Resilience: A Muscle Parents Must Help Children Strengthen Not Exercise
No child is naturally resilient. In addition, just because a child is born in a situation that requires facing many difficult challenges doesn’t mean they will naturally become resilient either.
Resilience is a mental muscle. Therefore, just like a physical muscle, the lack of deliberate strength training will leave that muscle underdeveloped. In addition, exercising a muscle doesn’t necessarily make it stronger. Exercise may keep the muscle from getting weaker, but exercise is different than strength training.
Strength training, whether it’s physical or mental requires one’s intentions and attention to be in harmony to train specific muscles. To put it another way, you can’t build mental or physical strength by accident. You must follow a process specifically designed for building strength.
Circling back to the ideal of building the resilience muscle in children.

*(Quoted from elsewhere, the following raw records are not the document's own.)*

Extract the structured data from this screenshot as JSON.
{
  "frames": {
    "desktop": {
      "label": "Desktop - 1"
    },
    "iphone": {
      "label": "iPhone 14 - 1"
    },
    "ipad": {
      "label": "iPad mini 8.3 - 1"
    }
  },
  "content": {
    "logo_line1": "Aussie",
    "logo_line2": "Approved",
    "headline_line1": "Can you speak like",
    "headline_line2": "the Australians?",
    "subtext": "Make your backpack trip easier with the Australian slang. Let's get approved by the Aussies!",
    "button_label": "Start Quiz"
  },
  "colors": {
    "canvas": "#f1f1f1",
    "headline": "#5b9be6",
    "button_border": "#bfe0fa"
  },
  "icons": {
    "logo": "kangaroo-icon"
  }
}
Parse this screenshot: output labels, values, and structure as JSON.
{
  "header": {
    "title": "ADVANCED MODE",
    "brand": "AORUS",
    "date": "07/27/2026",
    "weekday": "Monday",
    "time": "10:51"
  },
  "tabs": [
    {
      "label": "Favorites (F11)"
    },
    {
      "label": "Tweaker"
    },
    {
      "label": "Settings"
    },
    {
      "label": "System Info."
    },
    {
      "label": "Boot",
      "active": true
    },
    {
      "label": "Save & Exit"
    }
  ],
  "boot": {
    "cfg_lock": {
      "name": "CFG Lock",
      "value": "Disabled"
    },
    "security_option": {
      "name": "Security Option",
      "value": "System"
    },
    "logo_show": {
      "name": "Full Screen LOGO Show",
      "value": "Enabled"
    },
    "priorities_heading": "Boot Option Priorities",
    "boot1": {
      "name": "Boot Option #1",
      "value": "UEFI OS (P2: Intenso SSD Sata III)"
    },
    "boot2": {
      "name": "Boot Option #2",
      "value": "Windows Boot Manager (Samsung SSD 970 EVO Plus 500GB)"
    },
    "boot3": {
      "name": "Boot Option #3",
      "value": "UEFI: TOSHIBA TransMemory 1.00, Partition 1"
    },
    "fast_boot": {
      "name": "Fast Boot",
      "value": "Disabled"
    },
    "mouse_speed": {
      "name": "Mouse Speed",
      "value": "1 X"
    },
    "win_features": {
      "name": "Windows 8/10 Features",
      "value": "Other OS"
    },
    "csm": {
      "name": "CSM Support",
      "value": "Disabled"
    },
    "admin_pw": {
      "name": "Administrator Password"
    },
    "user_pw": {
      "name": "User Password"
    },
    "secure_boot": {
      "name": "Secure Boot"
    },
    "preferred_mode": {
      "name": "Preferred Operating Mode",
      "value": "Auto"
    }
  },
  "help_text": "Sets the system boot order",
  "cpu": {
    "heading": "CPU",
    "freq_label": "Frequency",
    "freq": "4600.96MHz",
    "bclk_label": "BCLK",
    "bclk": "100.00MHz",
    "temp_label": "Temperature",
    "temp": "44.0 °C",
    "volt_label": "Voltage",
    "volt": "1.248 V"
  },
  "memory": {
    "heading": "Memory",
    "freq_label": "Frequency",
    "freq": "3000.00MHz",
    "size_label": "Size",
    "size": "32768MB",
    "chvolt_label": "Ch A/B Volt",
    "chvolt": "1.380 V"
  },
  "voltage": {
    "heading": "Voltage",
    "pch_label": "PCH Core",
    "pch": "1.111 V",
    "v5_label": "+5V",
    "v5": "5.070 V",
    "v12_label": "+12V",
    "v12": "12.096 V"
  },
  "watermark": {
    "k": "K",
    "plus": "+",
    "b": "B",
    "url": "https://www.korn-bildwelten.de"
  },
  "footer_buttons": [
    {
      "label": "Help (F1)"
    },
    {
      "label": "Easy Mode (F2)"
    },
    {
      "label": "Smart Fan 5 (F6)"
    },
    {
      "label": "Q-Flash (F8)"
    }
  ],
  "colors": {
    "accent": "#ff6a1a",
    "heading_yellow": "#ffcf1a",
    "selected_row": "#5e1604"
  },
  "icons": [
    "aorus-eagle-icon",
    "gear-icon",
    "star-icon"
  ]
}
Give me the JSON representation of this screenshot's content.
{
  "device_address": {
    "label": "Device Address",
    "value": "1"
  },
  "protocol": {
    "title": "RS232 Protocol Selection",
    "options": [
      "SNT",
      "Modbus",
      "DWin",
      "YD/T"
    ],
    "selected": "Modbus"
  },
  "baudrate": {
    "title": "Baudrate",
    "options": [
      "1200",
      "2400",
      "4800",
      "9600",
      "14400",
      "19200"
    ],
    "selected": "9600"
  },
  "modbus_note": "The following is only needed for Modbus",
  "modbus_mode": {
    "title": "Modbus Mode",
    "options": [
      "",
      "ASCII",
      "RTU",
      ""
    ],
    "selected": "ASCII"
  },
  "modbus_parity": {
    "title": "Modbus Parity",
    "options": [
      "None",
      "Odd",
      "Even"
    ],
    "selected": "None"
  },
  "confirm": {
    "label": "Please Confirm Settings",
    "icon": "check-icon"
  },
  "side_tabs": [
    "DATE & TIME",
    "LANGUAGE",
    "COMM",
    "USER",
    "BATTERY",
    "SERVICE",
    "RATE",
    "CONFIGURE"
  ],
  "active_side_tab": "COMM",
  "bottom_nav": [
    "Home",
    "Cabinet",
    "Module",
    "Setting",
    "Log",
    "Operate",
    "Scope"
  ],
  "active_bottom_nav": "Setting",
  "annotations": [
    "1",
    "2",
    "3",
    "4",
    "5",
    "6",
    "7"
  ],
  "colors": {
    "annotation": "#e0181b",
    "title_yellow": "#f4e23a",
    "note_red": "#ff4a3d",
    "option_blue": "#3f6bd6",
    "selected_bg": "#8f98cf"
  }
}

There are three rules of thumb to keep in mind.
- Do not bubble wrap your kids.
- Deliberately put your children in situations that require them to fail, fail, and fail again before they can succeed.
- Repeatedly talk to them about what resilience is, talk to them about examples from your life, history and in the current news, as well as explain to them the importance of having this characteristic.
Exercising the resilience muscle would be doing just 1 of these 3 things. Strength training the resilience muscle is doing all three.